At the IoT Asia+ event in Singapore, Sathvik Rao, principal director of Accenture’s Industry-X declared that businesses have been transforming themselves and become more resilient, while customer behaviour has also changed significantly.
He noted that the continued shortfall in the availability of skilled workers has spurred the adoption of robotics, automation, AI augmentation and connected operations.
Challenges of IIoT adoption
As with many emerging technologies, challenges await organisations looking to tap the potential of IoT to improve the company’s competitiveness and business value.
For Rao, the most immediate challenges relate to ensuring operational technology (OT) and information technology (IT) security.
“In addition, device security and operation, power constraint and battery management issues, as well as the growing problem of chip shortages, also need to be resolved,” he continued.
Ajithkumar Nandakumar, VP for strategic initiatives, IOT practice at Hitachi Vantara, says IoT pilot projects are focused on the innovation factor rather than the business outcome. He also noted that legacy systems with their proprietary protocols are still siloed. Efforts to link them to the rest of the enterprise often undermine the potential benefit.
Part of the value proposition of IoT devices and sensors is the data they acquire. According to Andrew Ling, head of industries and customer advisory at SAP Hong Kong, there remains a lack of correlation between the IoT data collected and how it could be used to improve processes and create business value.
He also commented that data for many organisations are stored in silos. He posits that companies are collecting IoT but not holistically, as different business units within a company adopt IoT technologies for different reasons.
“They might collect IoT-generated data on the workforce, machinery, and process efficiency. But these multiple sources of data are, however, isolated, and not fed into an end-to-end platform,” he added.
“Without an end-to-end ERP or data management system that can integrate and harmonise the mass volume of data, it defeats the purpose of the investment. Having an end-to-end integrated system can facilitate data to run throughout the system and generate business insights.”Andrew Ling
Strategies for accelerating IoT integration
While use cases abound for IoT in both commercial and industrial applications, the environment must remain conducive to encouraging adoption.
For Nandkumar, the path to IoT adoption begins with a business outcome in mind. He posits the need to plug the business-IT alignment gap.
“Most IoT programs will involve custom-built solutions combined with out-of-the-box software across multiple vendors spanning across business & IT. They must work with a partner that cannot just define a roadmap and deliver on an IoT-based innovation project but also has the experience to scale and cross the business & technology partner ecosystems.”Ajithkumar Nandakumar
He cautioned that planning is very important in an IoT project. Typical innovation projects are kicked off with minimal planning since they are considered test beds.

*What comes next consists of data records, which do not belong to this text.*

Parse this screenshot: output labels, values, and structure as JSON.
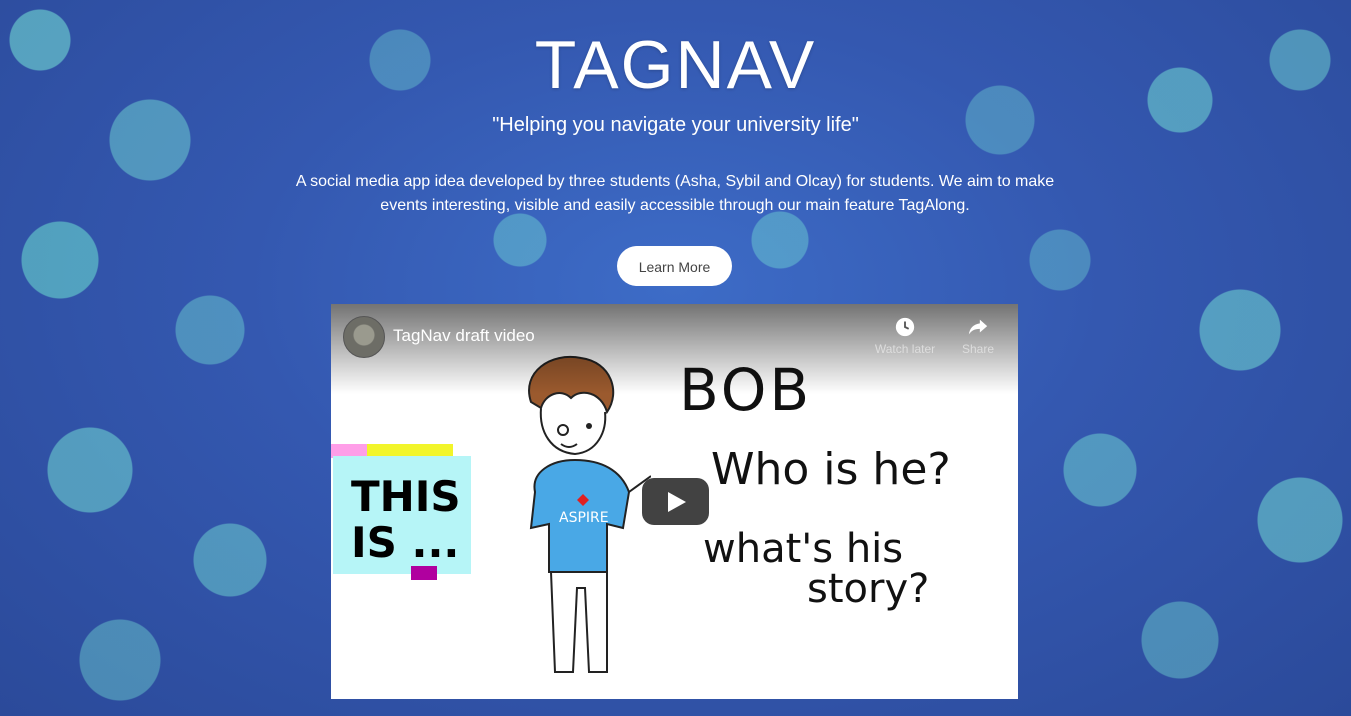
{
  "hero": {
    "title": "TAGNAV",
    "tagline": "\"Helping you navigate your university life\"",
    "description": "A social media app idea developed by three students (Asha, Sybil and Olcay) for students. We aim to make events interesting, visible and easily accessible through our main feature TagAlong.",
    "button_label": "Learn More"
  },
  "video": {
    "title": "TagNav draft video",
    "watch_later_label": "Watch later",
    "share_label": "Share",
    "thumbnail_text": {
      "sticky_note": "THIS\nIS ...",
      "name": "BOB",
      "line1": "Who is he?",
      "line2": "what's his",
      "line3": "story?",
      "shirt": "ASPIRE"
    }
  }
}
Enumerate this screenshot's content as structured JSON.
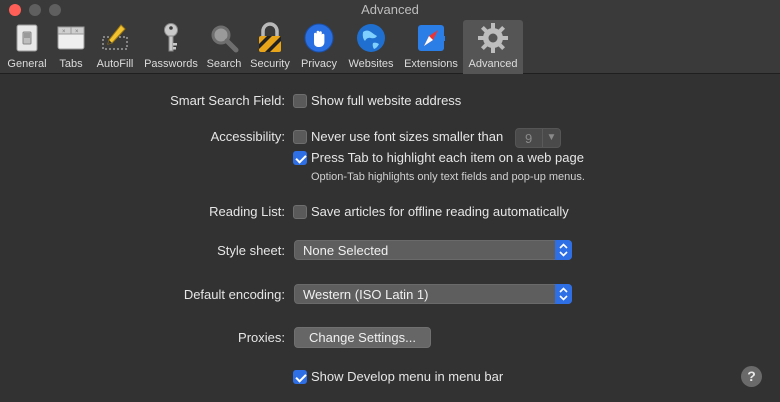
{
  "window": {
    "title": "Advanced"
  },
  "tabs": [
    {
      "label": "General",
      "icon": "general-switch-icon"
    },
    {
      "label": "Tabs",
      "icon": "tabs-window-icon"
    },
    {
      "label": "AutoFill",
      "icon": "autofill-pencil-icon"
    },
    {
      "label": "Passwords",
      "icon": "key-icon"
    },
    {
      "label": "Search",
      "icon": "magnifier-icon"
    },
    {
      "label": "Security",
      "icon": "lock-icon"
    },
    {
      "label": "Privacy",
      "icon": "hand-icon"
    },
    {
      "label": "Websites",
      "icon": "globe-icon"
    },
    {
      "label": "Extensions",
      "icon": "compass-icon"
    },
    {
      "label": "Advanced",
      "icon": "gear-icon",
      "selected": true
    }
  ],
  "settings": {
    "smart_search": {
      "label": "Smart Search Field:",
      "option": "Show full website address",
      "checked": false
    },
    "accessibility": {
      "label": "Accessibility:",
      "font_option": "Never use font sizes smaller than",
      "font_size": "9",
      "font_checked": false,
      "tab_option": "Press Tab to highlight each item on a web page",
      "tab_checked": true,
      "tab_note": "Option-Tab highlights only text fields and pop-up menus."
    },
    "reading_list": {
      "label": "Reading List:",
      "option": "Save articles for offline reading automatically",
      "checked": false
    },
    "style_sheet": {
      "label": "Style sheet:",
      "value": "None Selected"
    },
    "encoding": {
      "label": "Default encoding:",
      "value": "Western (ISO Latin 1)"
    },
    "proxies": {
      "label": "Proxies:",
      "button": "Change Settings..."
    },
    "develop": {
      "option": "Show Develop menu in menu bar",
      "checked": true
    }
  },
  "help": {
    "glyph": "?"
  },
  "colors": {
    "accent": "#2f6fe6",
    "background": "#323232",
    "toolbar": "#3a3a3a"
  }
}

He warns that scaling an innovation project (with little planning) will meet with failure since due diligence and proper planning are often skipped in urgency to test out new technology.
“The third critical factor is to look at IoT projects holistically over the longer term. This means considering combining them with other emerging technologies and looking at a longer horizon for profit and returns.
“IoT projects do take time to deliver outcomes and work best as part of a larger transformation initiative. Measuring outcomes from IoT projects in isolation does not deliver the expected outcomes, leading to early scrapping of IoT pilots,” continued Nandakumar.
Kickstarting the adoption of IoT in Asia
One strategy often cited by consultants and industry practitioners is starting small to get those quick wins.
SAP’s Ling explains that for quick wins, companies should map out how IoT technology can improve and optimize specific work processes and measure the time or resources saved.
“These use cases could illustrate what IoT technology can achieve and contribute to creating business value. Successful use cases can be baby steps for companies to develop a more holistic IoT roadmap and elicit funding and executive support,” he concluded.
For this part, Nandakumar suggests that Asian enterprises establish clear ownership for their IoT programs and form teams that cut across organisational functions and stay focused on the business value outcomes.
“Firms should also select the right pilot use cases that directly impact core business outcomes. This is where they can learn from some of the successful programs in other markets and start with such successful use cases but adapt it to their specific business context,” he added.
He commented that IoT architecture, even a pilot, should be designed with scalability in mind than just for meeting the immediate use case scope and needs. Another factor to consider upfront is on building the technical talent and skills needed in the program. This is quite crucial for execution and success.
“In addition, while designing architecture and making technical choices, it is important to focus on the interoperability of systems. It is key to solve this upfront to successfully scale and improve adoption beyond the pilot.
“Finally, there can be never enough emphasis on change management in an IoT program. Many pilots have failed because they were treated as mere technical projects. Asian firms need to approach such pilots with a change management mindset and thereby have the right talent, governance and business alignment upfront to accelerate the adoption of the IoT project beyond the pilot project,” concluded Nandakumar.